Paolo Mereghetti Corriere della Sera 13 marzo 2023
Everything Everywhere All at Once e gli altri Oscar: se il messaggio trionfa a dispetto del contenuto
L’ansia di premiare i film concepiti come «risarcimento» vedi gli asiatici in «Everything Everywhere All at Once» rischia di oscurare la qualità vedi Spielberg o Farrell
Forse bisognerebbe dividere gli Oscar in due: quelli che vengono dati cercando di rispettare le qualità in campo e quelli che invece vogliono contenere un messaggio, un qualche tipo di risarcimento o di indennizzo. E mai come quest’anno, per la novantacinquesima edizione del premio cinematografico più famoso del mondo, questa distinzione è stata evidente, quasi violenta direi.
Cosa ha spinto i circa 9660 membri dell’Academy ad attribuire sette statuette a Everything Everywhere All at Once (comprese quelle pesantissime del miglior film e della regia) e quattro a Niente di nuovo sul fronte occidentale lasciando a mani vuote film oggettivamente (e peso gli avverbi) migliori come Gli spiriti dell’isola e The Fabelmans o attori come Cate Blanchett e Colin Farrell?
È tutto un sistema di cose verrebbe da dire, dove si intrecciano la speranza di trovare un grimaldello per portare i giovani al cinema (ma è il film dei Daniels la strada giusta? Con la loro sudditanza dai videogiochi che del cinema sono oggettivamente – anche qui so cosa scrivo – nemici?) insieme al bisogno di includere nell’olimpo hollywoodiano gli attori asiatici dopo averlo fatto con quelli di colore.
O ancora la voglia di mettersi la coscienza in pace premiando un film sulla guerra che del massacro e della carneficina sui campi di battaglia fa inquietante oggetto di spettacolo (e dimenticando chi invece sui drammi della storia come la dittatura argentina sa riflettere in modi adulti e cinematograficamente alti, come il film di Santiago Mitre, battuto da quello di Edward Berger nella categoria delle opere internazionali). Così come il premio a Brendan Fraser è una specie di non-senso perché il trucco prostetico finisce per soffocare l’espressività dell’interprete, ma ancora una volta il messaggio (di un padre prigioniero delle sue pulsioni di morte) e il ricatto dei sentimenti (la voglia di ricucire con la figlia) finiscono per vincerla sulla bravura e la recitazione.
Dove i premi hanno colto nel segno è nelle categorie tecniche: inattaccabile quello per gli effetti speciali ad Avatar – La via dell’acqua (e avrei voluto vedere una scelta diversa) o il sonoro a Top Gun – Maverick o il montaggio a Everything Everywhere All at Once e il trucco a The Whale (questi tutti davvero meritati).

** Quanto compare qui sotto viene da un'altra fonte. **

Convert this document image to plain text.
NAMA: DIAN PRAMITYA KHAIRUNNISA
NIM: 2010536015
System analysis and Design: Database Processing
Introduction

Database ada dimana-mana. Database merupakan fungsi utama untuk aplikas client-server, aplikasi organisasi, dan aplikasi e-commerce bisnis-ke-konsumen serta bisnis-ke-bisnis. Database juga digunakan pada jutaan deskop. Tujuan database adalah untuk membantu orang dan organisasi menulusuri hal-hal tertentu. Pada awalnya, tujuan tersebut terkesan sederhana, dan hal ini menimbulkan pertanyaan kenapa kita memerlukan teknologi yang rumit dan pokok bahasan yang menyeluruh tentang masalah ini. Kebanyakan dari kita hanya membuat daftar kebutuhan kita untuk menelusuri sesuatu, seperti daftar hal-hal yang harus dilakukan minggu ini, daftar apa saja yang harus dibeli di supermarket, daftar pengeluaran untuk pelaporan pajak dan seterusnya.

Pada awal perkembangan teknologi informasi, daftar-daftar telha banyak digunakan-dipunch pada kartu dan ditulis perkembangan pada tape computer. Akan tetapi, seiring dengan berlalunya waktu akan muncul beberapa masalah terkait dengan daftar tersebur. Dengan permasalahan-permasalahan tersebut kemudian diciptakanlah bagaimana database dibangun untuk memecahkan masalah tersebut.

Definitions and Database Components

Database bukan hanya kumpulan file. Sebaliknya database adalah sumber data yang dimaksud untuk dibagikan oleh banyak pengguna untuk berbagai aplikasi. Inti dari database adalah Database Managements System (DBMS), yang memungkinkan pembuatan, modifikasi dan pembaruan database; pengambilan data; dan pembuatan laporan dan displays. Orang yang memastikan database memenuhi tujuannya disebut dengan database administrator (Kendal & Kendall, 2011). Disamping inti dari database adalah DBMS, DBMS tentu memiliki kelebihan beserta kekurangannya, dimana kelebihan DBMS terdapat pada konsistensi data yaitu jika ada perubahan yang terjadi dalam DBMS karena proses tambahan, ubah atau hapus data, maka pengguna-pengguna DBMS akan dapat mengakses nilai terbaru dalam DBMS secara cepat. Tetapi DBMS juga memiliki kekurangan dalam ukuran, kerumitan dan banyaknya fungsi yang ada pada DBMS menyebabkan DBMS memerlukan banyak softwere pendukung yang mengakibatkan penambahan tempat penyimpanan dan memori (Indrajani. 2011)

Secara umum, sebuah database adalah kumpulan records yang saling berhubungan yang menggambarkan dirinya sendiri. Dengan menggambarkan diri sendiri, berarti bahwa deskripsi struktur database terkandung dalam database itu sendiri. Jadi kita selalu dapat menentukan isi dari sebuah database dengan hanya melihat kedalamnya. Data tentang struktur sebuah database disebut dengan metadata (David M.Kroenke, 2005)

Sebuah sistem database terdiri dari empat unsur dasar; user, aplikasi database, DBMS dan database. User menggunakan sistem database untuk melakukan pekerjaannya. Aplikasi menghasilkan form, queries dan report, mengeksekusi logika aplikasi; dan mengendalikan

E gli italiani? Sia Alice Rohrwacher che Aldo Signoretti si sono dovuti accontentare della nomination. Il truccatore italiano, che pure aveva fatto un lavoro egregio per Elvis (insieme a Mark Coulier e Jason Baird) si è trovato a combattere contro il favoritissimo The Whale e la giovane regista italiana, in gara con Le pupille nei corti live action, forse ha pagato l’alto tasso di poeticità del suo soggetto: chi ha vinto (An Irish Goodbye) aveva scelto un argomento più concreto (due fratelli che non si vedevano da tempo si ritrovano dopo la morte della madre) giocando anche la carta della disabilità (uno dei due fratelli ha la sindrome di Down).